[Date Prev][Date Next][Thread Prev][Thread Next][Date Index][Thread Index]

Sv: Sv: A little more exact specification of the hash-table



>>That's why it says "in the state it currently is". Why wouldn't the
>>container (or, if the container isn't responsible for this blank-space
>>behavior, the calling code) be aware of this and include it in the
resulting
>>value? You just need to tell it "I need info for format 0" or "I need info
>>for format 1".
>
>Right. But with Format 1 e.g. it isn't guaranteed that all entries of a
>given directory are stored en bloc (i.e. entries added later on are
>somewhere else.)
>
Yes. I think it would then perhaps be beneficial to simply handle format 1
writing without implicating the container at all. See below.

>>>Bad. Again problems with the different Pak formats. Not only
serialization
>>>is required but also updating of an existing in-pak-structure.
>>>
>>How would you implement that? Keep a change log? Keep two in-memory
>>structures, one altered and one not, and compute the difference and only
>>
>Nope. Write on access.
>
Then the "ppfAddFile()" or whatever function is used for that can update the
pak. This way, the container only needs to serialize to format 0. It'll need
to serialize FROM a whole array of sources, but that's not that big a
problem.

Btw, I think the class that keeps track of files (ppf_File?), and the one
for dirs, should have a member WriteToStream(). The naming isn't important,
of course. The point is that the file/dir class itself should know how to
serialize itself, thus removing the dependency of, to the file/dir class,
external code being dependent on that file/dir class' data can simply be
dumped to the file. Code external to the file/dir class doesn't care exactly
how the file class is serialized, it just wants it to be.

I still think having two seperate containers for dirs and files are by far
the best implementation. This could all be done internally to the container
class, so the rest of PPlay wouldn't have to know. We'd be saving memory
too, as we wouldn't have to store a bool telling us wheter an entry was a
file or dir, and we wouldn't have to size the storage for all entries so
that they can hold whichever one is largets. Its just a big mess having both
structures in the same array, even if they need to be in the same container.

Keeping the arrays seperate has only one, single, drawback: if it isn't know
wheter a path is a file or dir, you have to look in both tables, doubling
look-up time. However, I think this is largely inconsequential, since only
files can be the last part of a path (you can't open or write to
directories), and only directories can be the first part(s) of a path.
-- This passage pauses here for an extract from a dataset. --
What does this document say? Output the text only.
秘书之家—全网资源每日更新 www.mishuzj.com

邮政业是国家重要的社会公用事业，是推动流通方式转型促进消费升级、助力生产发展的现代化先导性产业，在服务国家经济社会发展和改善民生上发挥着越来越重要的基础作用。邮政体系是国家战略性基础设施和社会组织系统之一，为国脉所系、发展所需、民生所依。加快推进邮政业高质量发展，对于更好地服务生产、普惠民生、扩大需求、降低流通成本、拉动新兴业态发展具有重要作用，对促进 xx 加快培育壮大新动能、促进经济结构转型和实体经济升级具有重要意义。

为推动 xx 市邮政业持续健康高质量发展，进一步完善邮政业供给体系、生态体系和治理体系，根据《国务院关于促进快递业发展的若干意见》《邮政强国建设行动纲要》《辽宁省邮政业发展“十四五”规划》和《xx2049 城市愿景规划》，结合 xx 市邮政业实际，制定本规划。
I
just don't see a case where you wouldn't know wheter its a directory or a
file you're looking for, and even then, lookups ARE extremely fast. I
remember you being against this with trees, though I can't remember why.

btw, if we are going to do serializing, should I implement it using a
standard library file-handle, a PFile file handle or a standrad library
stream class? I'd go for a PFile file-handle. Else it would be impossible to
write to any alternative file systems.

>>Now, all this work, and then the client really only needs to access 3
files,
>>and it doesn't even get to do that, because rigth after the first access,
>>the internet directory is changed... :(
>
>Unimportant. Reading ftp dirs is slow anyway:
>(1) get the dir listing over the net
>(2) parse the text and extract file names and their attributes
>(3) construct the proper file and dir objects
>
>This will take far longer than reorganizing the hash
>
Agreed. Later, perhaps it would be an idea to store these differently (like
in a sorted array and using binary search), but this is rarely time-critical
stuff, and we can't even actually connect to a ftp server yet... ->consider
later

With these issues sorted out, I should be able to implement the the
hash-table. Atleast most of it (more issues migth come up I hadn't thougth
of).